Rep. Mike Quigley, D-Ill., who is co-sponsoring the House legislation along with Jeff Fortenberry, R-Neb., echoes that sentiment.
“Hope may be the best thing,” he said. “I think it provides hope, and in these extreme times, that’s very important,”
For both Quigley and Fortenberry, this legislation is personal. Quigley’s father suffered from a degenerative neurological condition, and Fortenberry’s brother-in-law died from ALS. He was survived by a wife and four children.
“People are suffering, and we can help,” Fortenberry said. “I’ve met so many beautiful people who have come to my office to explain this story, who are of good heart, who are courageous, who are fighters, and have created a network of solidarity trying to think more creatively about how to attack this disease.”
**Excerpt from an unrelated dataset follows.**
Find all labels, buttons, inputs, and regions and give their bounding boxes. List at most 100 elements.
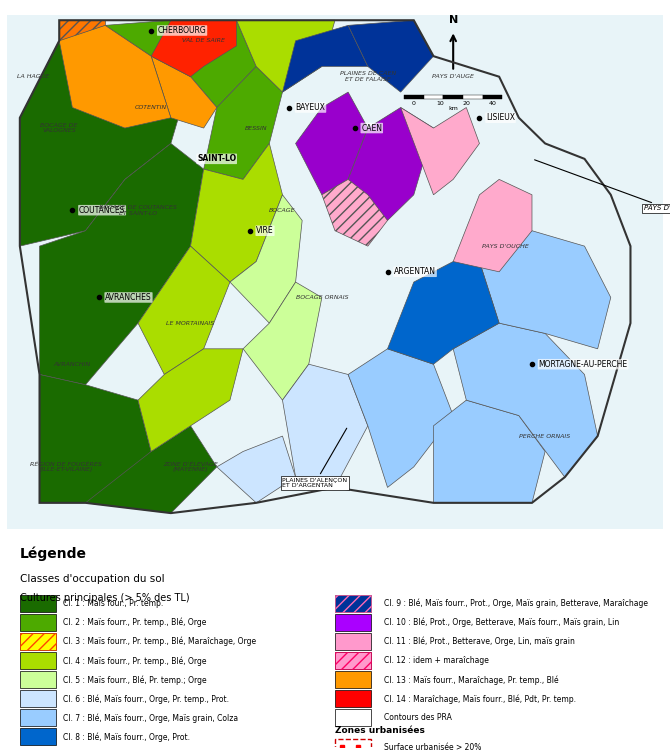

If the bill passes, it would provide a pathway to treatment for patients who don’t qualify to participate in phase three clinical trials by allowing access to drugs and therapies at trial sites. It also would fund research for ALS and other neurodegenerative diseases and create a collaborative of officials in the public and private spheres with the goal of speeding up development and approval of drugs for these types of illnesses.
With close to 200 co-sponsors, House legislators are optimistic about the bill’s passage. A twin bill, co-sponsored by Sens. Chris Coons, D-Del., and Lisa Murkowski, R-Alaska, is making its way through the Senate, and advocates are hopeful the legislation can land on President Trump’s desk before the year’s end.
“We have a movement across the country of people who have stepped up. … There’s a strong desire for real science, and real hope to stop the suffering,” Fortenberry said. “I think we can get this done.”
With only a couple of weeks left in this legislative calendar, Fortenberry hopes the House can move quickly through a series of aggressive, end-of-year efforts.
“We’ve set this up purposely so if there is alignment, we can run this fast and get it through to the president’s desk. We’re not there yet, but that would be my desire,” Fortenberry said.
In a bitter political climate, Quigley sees this legislation as a chance to show the American people that lawmakers can work together for the common good.
“It’s hope for those who look at our country and see dysfunction but given an opportunity … [will see] that we can accomplish something,” he said.
For Mayuri, the bill’s passage would be not only an accomplishment for the ALS community — she believes it will give those trapped inside increasingly lifeless bodies the will to live.
“Other ALS patients come to me and ask whether it is worth fighting for their lives,” she wrote, using a speech-generating device that operates with eye gaze technology, similar to the machine world-famous scientist Stephen Hawking used to speak. “That answer depends on whether this bill gets passed or not.”
With that in mind, her brother Mayank, advocate Michelle Lorenz and a team of grassroots groups have waged a tireless and highly organized campaign to raise awareness among congressional members and their constituents, including a letter-writing effort and website called HelpMayuri.com that helps mobilize supporters to email their local representatives. Lorenz has met with more than 200 legislators during the last five months and with 17 senators’ offices this week.
“Death is not a partisan issue,” she said. “If you can agree on any bill, for God’s sake, it should be this bill.”
In the waning days of the lame duck session, Mayank is pleading with lawmakers to help his sister, who may die if action is put off until next year.
“She is my sister. She could also be your mother, who falls down the stairs. It could be your son who collapses on the soccer field,” he said. ” If this were your loved one who was actively suffering and dying, and you knew there was a one percent chance of hope, what would you do to get that treatment in their dying bodies today?”